August 2011
In frueheren Zeiten hiess es fuer Neulinge an Bord ersteinmal Deck schrubben und Kartoffeln schaelen. So ein Pech, unser Smutje Nils begnuegt sich von Anfang an nicht damit und gern uebernimmt er das Ruder. Keine Beruehrungsaengste mit der Pinne und ganz Ohr fuer die navigatorischen Erklaerungen des Kaeptn steuert er das Boot sehr souveraen, wir machten direkt nach dem Ankommtag Leinen los gen St. Blas-Inseln.
Sie werden auch Kuna Yala – Kunaland – genannt. Es gibt ca. 365 mehr oder weniger kleine Inselchen, aber kaum 50 davon sind bewohnt. Na ja, bewohnt..... es sind jeweils ein paar Familien pro Inseln, die hautsaechlich mit Kokospalmen bewachsen sind und ein paar Huetten beherbergen mit Waenden aus Schilfrohr, gedeckt mit Daechern aus Palmwedeln.
Das Volk der Kuna-Indianer ist eines der wenigen, dass sich seine Kultur und Autonomie bis heute bewahre konnte. Sie leben sehr traditionell, kein Fremder darf sich bei ihnen niederlassen und bis heute ist keine Heirat mit Nichtkunas erlaubt.
Bei der Heirat zieht immer der Mann zur Frau!
Die Kunas leben in einer matriarchen Gesellschaft. Die Muetter geben ihren Besitz an die Toechter weiter. Werden in einer Familie nur Soehne geboren, wird der letztgeborene Sproessling als Transvestit erzogen. Das ist dort voellig normal und sie werden gesellschaftlich respektvoll anerkannt und geachtet. Sie bekommen fast einen Ehrenplatz in ihrem Dorf, meist entwickeln sie sehr kuenstlerische Talente. Es heisst, die schoensten Molas werden von Transvestiten gefertigt.
Die Frauen der Kunas sind wunderschoen anzusehen in ihren bunten traditionellen Gewaendern, die der frueheren Koerperbemalung entsprungen sind. Den katholischen Missionaren war die natuerliche Nacktheit geschmueckt mit kunstvollen Tatoos und Bemalungen mit Farben, die die Natur so reichhaltig anbot in Pflanzen und Wurzeln, ein Dorn im Auge. So dass diese kreative Bekleidung einer aus Stoff weichen musste.
Der Sinn fuer das strahlende Bunte am Koerper wurde gewahrt und seither in die Kleidung gelegt. Die Mola ist das aufwaendig handgenaehte Stoffteil, das den Hauptteil der Bluse bildet, die Wickelroecke aus buntbedruckten Mustern lassen noch Platz fuer die breiten Perlenschnuere, die die Waden der Kunafrauen schmuecken, sowie die Arme oder Handgelenke.

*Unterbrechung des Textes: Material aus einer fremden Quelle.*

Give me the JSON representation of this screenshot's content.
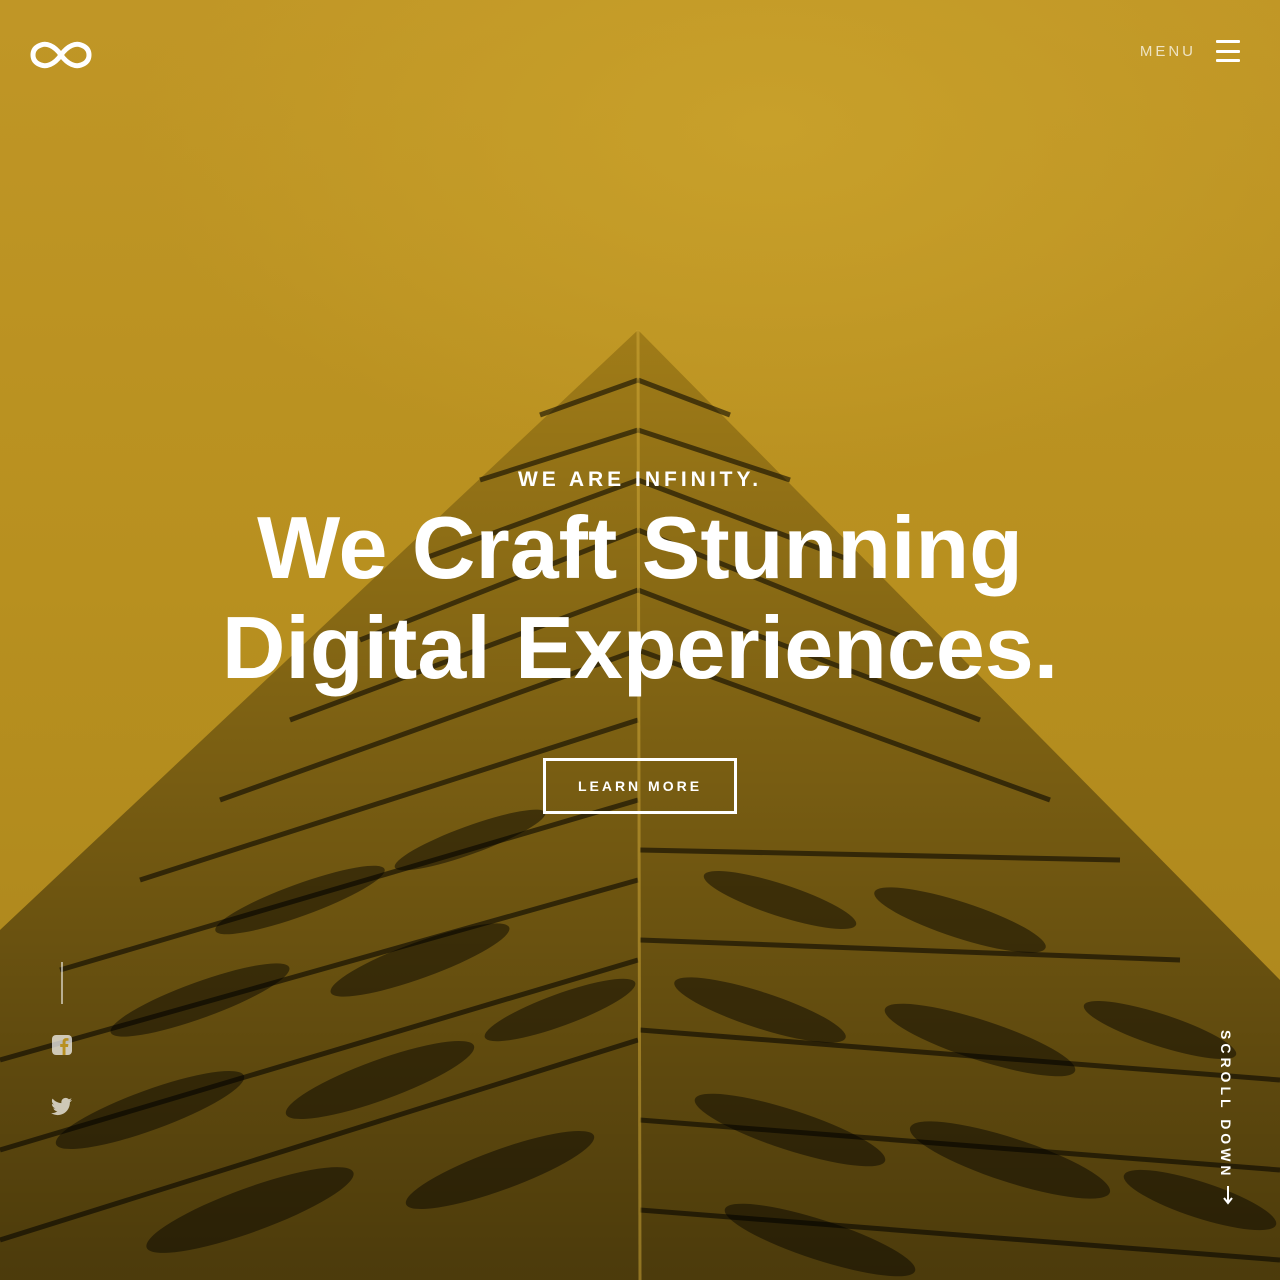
{
  "header": {
    "logo_icon": "infinity-icon",
    "menu_label": "MENU",
    "menu_icon": "hamburger-icon"
  },
  "hero": {
    "eyebrow": "WE ARE INFINITY.",
    "headline_line1": "We Craft Stunning",
    "headline_line2": "Digital Experiences.",
    "cta_label": "LEARN MORE"
  },
  "social": {
    "items": [
      {
        "icon": "facebook-icon"
      },
      {
        "icon": "twitter-icon"
      }
    ]
  },
  "scroll": {
    "label": "SCROLL DOWN",
    "icon": "arrow-down-icon"
  },
  "colors": {
    "background_tint": "#b8901f",
    "text": "#ffffff"
  }
}
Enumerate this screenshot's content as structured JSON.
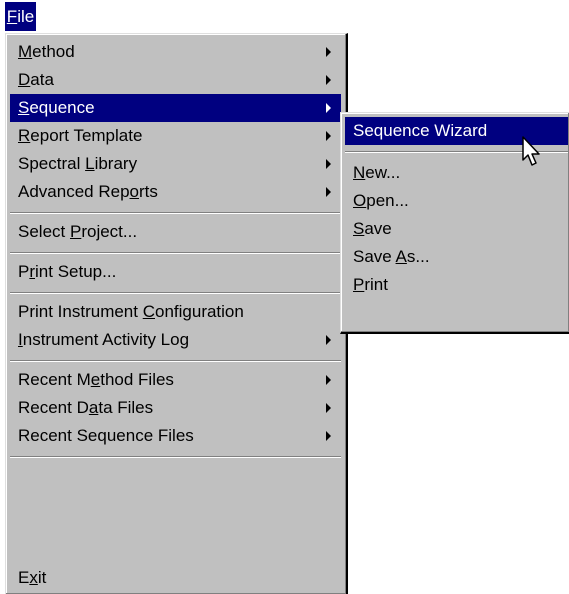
{
  "menubar": {
    "file_label": "File",
    "file_mnemonic": "F",
    "file_rest": "ile"
  },
  "file_menu": {
    "items": [
      {
        "pre": "",
        "key": "M",
        "post": "ethod"
      },
      {
        "pre": "",
        "key": "D",
        "post": "ata"
      },
      {
        "pre": "",
        "key": "S",
        "post": "equence"
      },
      {
        "pre": "",
        "key": "R",
        "post": "eport Template"
      },
      {
        "pre": "Spectral ",
        "key": "L",
        "post": "ibrary"
      },
      {
        "pre": "Advanced Rep",
        "key": "o",
        "post": "rts"
      },
      {
        "pre": "Select ",
        "key": "P",
        "post": "roject..."
      },
      {
        "pre": "P",
        "key": "r",
        "post": "int Setup..."
      },
      {
        "pre": "Print Instrument ",
        "key": "C",
        "post": "onfiguration"
      },
      {
        "pre": "",
        "key": "I",
        "post": "nstrument Activity Log"
      },
      {
        "pre": "Recent M",
        "key": "e",
        "post": "thod Files"
      },
      {
        "pre": "Recent D",
        "key": "a",
        "post": "ta Files"
      },
      {
        "pre": "Recent Se",
        "key": "",
        "post": "quence Files"
      },
      {
        "pre": "E",
        "key": "x",
        "post": "it"
      }
    ]
  },
  "sequence_submenu": {
    "items": [
      {
        "pre": "Sequence Wizard",
        "key": "",
        "post": ""
      },
      {
        "pre": "",
        "key": "N",
        "post": "ew..."
      },
      {
        "pre": "",
        "key": "O",
        "post": "pen..."
      },
      {
        "pre": "",
        "key": "S",
        "post": "ave"
      },
      {
        "pre": "Save ",
        "key": "A",
        "post": "s..."
      },
      {
        "pre": "",
        "key": "P",
        "post": "rint"
      }
    ]
  },
  "highlight_color": "#000080",
  "menu_face_color": "#c0c0c0"
}
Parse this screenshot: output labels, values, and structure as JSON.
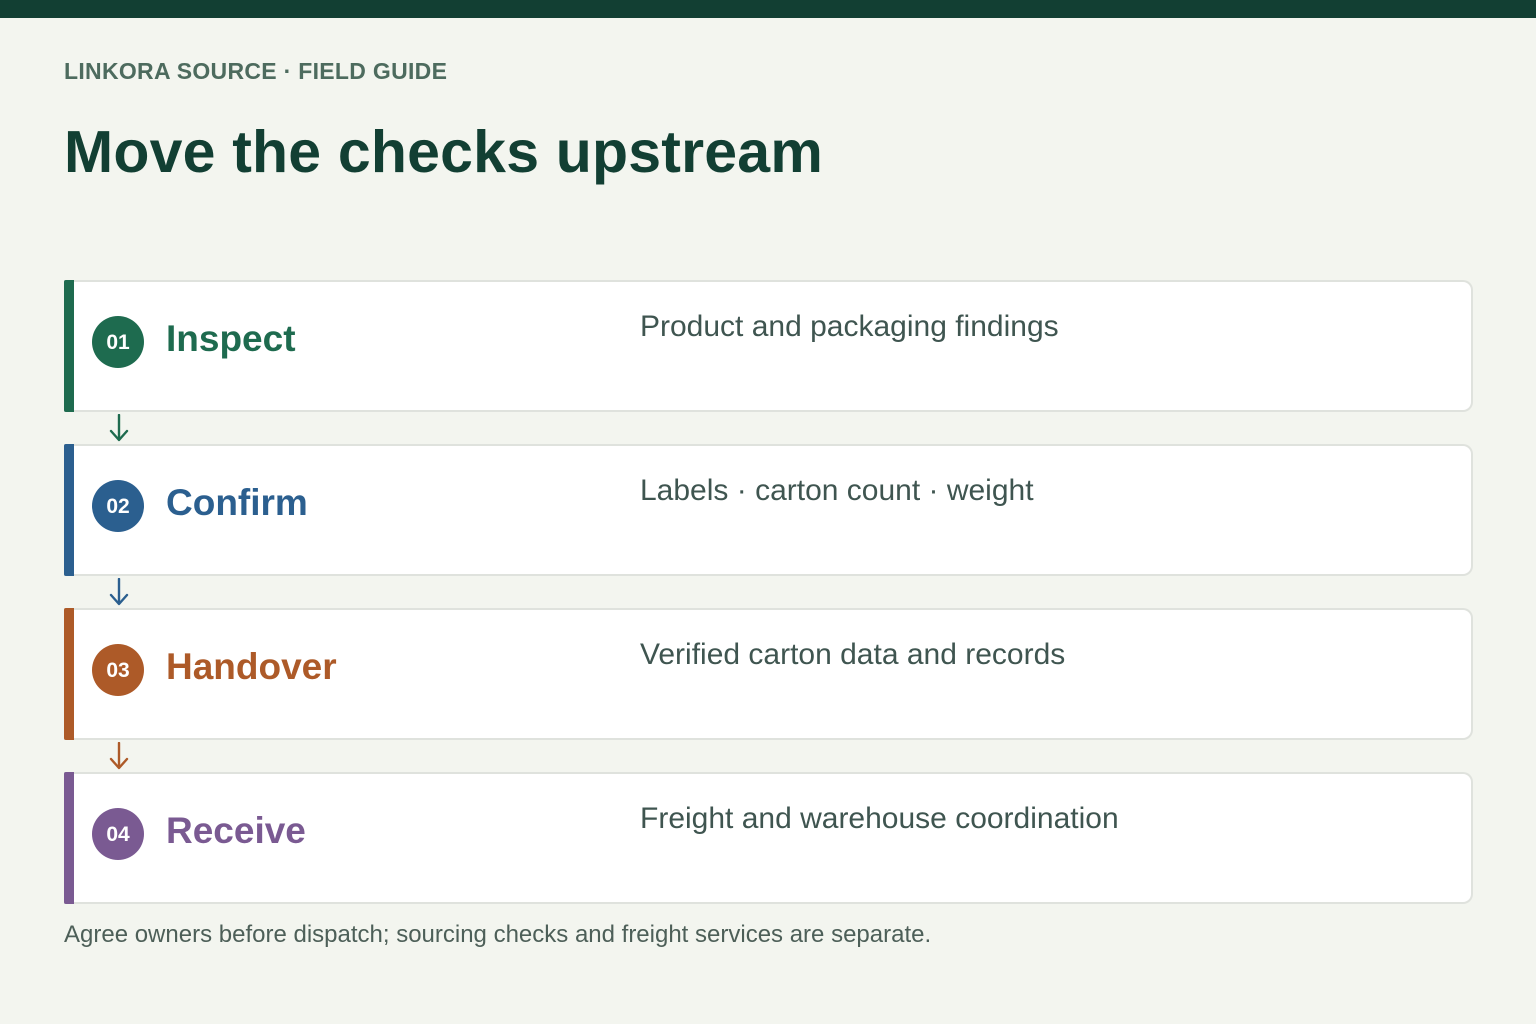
{
  "header": {
    "eyebrow": "LINKORA SOURCE · FIELD GUIDE",
    "title": "Move the checks upstream"
  },
  "steps": [
    {
      "number": "01",
      "name": "Inspect",
      "description": "Product and packaging findings",
      "color": "#1e6b4f"
    },
    {
      "number": "02",
      "name": "Confirm",
      "description": "Labels · carton count · weight",
      "color": "#2b5f8f"
    },
    {
      "number": "03",
      "name": "Handover",
      "description": "Verified carton data and records",
      "color": "#ad5a28"
    },
    {
      "number": "04",
      "name": "Receive",
      "description": "Freight and warehouse coordination",
      "color": "#7a5a92"
    }
  ],
  "connector_icon": "arrow-down-icon",
  "footnote": "Agree owners before dispatch; sourcing checks and freight services are separate."
}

Auch der Nasenring gehoert bei vielen Kunafrauen zur Tradition, sowie feine Bemalung der Nase. Als Schutz vor der Sonne legen sie ein buntes Tuch ueber ihr kurzgeschnittenes schwarzes Haar
El Porvenir ist unsere erste Kunainsel, dort muessen wir einklarieren. Sehr gespannt auf die ersten Eindruecke ankern wir direkt vis-a-vis . Zum Ufer koennen wir paddeln, so nah ist es.
Hier gibt es eine kleine Landebahn fuer zweimotorige Stoppelhopser, die in einem halbstuendigen Flug gen Panama-City Passagiere zum Nationalen Airport bringen. Das ist doch super, Nils reserviert einen Platz fuer den Tag vor seiner Heimreise. So koennen wir die ganze Zeit auf den Inseln bleiben und den Rueckweg nach Colon sparen. Hi, hi, die Reservierung: ein kleines Stueck Papier aus der Zeitung gerissen, darauf steht sein Name handgeschrieben und die Flug-Nr.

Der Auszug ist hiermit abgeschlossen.